Hangul Saeed is a student and she tells our readers how she fought back against her fears. She writes beautifully. 

As the sun of the dawn comes seeping down the mountainsides, showering its golden shades on trees, the sensitive soul of mine arises with new hopes and dreams, discovering pleasure and beauty in the ordinary like a smile that lightens the dispirited soul of an aged man, starring the desperate children who are so eager to win an argument, observing fruit vendors with their eyes awaiting customers, people driving across the city till the darkness falls.

With all their visions my eyes lift up seeing the birds dancing on one another’s songs and the clouds adding colour to the sunset as the darkness deepens.

Then, as the darkness settles, anxiety embraces my gasping breath, making my hands and feet sweat.
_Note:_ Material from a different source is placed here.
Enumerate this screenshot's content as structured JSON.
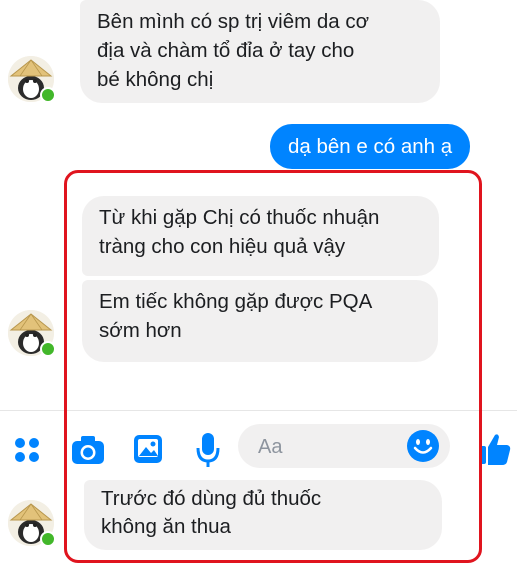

My eyes well up to calm down the anxious heart. That feeling of hopelessness for having no control over my self. The world fades around me.

I see nothing, but my phone, shaking in my hands, make a call to my father. “You are all fine, dear daughter. Don’t surrender yourself so quick. Face it, don’t panic. I’m all here with you.”

All these warm words calmed me for only a few moments but I couldn’t help myself. The fear for crowd, for darkness, being alone, frightened me. Even home started to eat up my soul and then I went to a psychiatrist who made me feel like I’m a fine soul with no black hole.

Doctors, mediation and encouragement cured a part of my soul, drugs and antibiotics did what they do but encouragement and support did most of it.

Whoever is reading my story and suffering from depression or anxiety, please don’t consult a religious man to heal your soul. Go and consult a psychiatrist.